Simon de Montfort at home and at war – Odiham Castle.
Presented by Rupert Willoughby
14th February 2023
Odiham Castle is now a sorry looking ruin beside the Basingstoke canal. But Rupert Willoughby brought the castle back to life with his vivid description of its importance to the history of England in the 13th Century.
Odiham Castle, known locally as King John’s Castle, was built more than 800 years ago, it was a fortress in a strategic location between Winchester and Windsor and it is one of only three fortresses built by King John.

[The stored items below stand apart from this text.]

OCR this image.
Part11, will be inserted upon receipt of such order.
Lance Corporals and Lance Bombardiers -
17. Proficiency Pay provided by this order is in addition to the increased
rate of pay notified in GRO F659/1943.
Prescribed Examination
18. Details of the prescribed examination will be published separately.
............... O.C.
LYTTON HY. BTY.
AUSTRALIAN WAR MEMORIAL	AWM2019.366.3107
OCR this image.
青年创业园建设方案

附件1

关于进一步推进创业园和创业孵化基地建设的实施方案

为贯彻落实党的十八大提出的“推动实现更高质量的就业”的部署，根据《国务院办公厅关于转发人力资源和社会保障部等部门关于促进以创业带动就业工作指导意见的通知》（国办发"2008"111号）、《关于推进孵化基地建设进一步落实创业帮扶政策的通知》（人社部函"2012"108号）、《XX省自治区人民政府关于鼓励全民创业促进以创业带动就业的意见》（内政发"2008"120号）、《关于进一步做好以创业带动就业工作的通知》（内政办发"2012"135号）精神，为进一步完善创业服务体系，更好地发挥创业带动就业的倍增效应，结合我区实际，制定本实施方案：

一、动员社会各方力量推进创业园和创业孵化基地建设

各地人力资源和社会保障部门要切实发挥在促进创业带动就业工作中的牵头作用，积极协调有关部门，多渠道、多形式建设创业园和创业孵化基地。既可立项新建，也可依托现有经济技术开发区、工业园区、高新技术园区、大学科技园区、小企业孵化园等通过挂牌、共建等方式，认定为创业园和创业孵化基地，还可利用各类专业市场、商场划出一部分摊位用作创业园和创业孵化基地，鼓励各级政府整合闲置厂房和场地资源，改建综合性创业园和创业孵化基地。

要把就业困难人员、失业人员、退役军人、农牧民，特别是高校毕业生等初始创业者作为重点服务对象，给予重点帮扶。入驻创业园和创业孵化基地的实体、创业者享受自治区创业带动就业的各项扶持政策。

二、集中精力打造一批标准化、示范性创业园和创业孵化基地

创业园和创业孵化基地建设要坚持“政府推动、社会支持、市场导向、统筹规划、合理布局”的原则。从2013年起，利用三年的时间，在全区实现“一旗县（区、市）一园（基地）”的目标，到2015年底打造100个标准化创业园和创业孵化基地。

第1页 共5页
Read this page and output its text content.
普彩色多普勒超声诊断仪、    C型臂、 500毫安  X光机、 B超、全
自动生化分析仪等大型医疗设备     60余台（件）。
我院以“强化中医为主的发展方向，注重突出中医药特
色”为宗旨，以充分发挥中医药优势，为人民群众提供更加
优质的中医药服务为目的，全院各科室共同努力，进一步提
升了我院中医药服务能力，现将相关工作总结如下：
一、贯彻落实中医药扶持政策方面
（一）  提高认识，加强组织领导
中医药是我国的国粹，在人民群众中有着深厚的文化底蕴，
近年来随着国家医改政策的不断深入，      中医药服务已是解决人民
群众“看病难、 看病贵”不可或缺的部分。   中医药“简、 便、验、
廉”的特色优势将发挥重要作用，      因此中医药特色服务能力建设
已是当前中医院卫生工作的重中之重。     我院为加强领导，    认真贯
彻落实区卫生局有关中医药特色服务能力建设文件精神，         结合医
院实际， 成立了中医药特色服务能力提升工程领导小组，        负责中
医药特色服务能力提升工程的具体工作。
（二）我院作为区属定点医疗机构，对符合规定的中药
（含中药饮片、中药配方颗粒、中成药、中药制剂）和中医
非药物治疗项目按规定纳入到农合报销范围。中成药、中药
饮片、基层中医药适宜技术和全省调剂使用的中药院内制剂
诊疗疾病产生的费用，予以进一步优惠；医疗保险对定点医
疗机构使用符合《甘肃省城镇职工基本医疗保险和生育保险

King John stayed at Odiham in the days leading up to his forced negotiations with the Barons that resulted in the Magna Carta being signed and sealed in June 1215 at Runnymede.
In 1236 the castle/hunting lodge was gifted by King Henry III to his sister Eleanor of England, two years prior to her marriage to Simon de Montfort, a French nobleman by birth who became one of the most powerful nobleman in England and Earl of Leicester. This union would have made Odiham Castle, one of the most powerful households in the land.

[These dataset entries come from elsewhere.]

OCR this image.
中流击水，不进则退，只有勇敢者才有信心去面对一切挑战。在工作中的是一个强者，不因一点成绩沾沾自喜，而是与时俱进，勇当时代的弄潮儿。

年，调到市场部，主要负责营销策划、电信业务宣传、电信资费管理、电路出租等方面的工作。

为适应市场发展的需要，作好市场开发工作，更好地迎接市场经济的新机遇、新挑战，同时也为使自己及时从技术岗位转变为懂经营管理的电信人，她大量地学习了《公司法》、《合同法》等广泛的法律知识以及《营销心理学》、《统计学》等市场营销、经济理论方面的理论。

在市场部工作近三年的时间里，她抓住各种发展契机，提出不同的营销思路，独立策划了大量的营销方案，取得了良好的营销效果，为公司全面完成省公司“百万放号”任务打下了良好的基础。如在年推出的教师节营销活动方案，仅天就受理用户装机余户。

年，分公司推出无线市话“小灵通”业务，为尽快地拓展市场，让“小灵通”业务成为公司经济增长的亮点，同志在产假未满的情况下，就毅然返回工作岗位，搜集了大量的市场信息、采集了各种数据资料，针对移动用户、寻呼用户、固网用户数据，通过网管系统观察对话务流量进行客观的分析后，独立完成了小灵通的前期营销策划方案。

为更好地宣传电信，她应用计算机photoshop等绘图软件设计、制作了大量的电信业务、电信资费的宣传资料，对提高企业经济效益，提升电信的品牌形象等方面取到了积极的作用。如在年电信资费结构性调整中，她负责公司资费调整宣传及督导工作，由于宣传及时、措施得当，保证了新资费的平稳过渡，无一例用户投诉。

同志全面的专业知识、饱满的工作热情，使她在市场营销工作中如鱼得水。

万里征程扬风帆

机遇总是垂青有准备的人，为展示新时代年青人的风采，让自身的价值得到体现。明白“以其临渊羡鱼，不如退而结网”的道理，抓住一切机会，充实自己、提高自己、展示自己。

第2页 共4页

The life and times of the medieval castle were vividly described, from the physical structure - a three story, stone-faced castellated building, protected by two moats and palisades, to the fascinating description of living conditions and everyday life, revealed from the detailed records that were kept by Eleanor.
Odiham Castle and Simon de Montfort were closely associated with the foundation of Britain’s constitutional democracy. For a short time in 1265 Simon do Montfort became de facto ruler of England having defeated Henry III at the Battle of Lewes. Simon de Montfort summoned Barons and Knights to his Parliament and for the first time also included elected representatives from selected Boroughs. Although Simon de Montfort was defeated and killed later that year at the battle of Evesham, the principle of elected representatives was established which later evolved into the House of Commons.
Rupert Willoughby’s fascinating lecture about such a local landmark included slides of some beautiful contemporaneous paintings.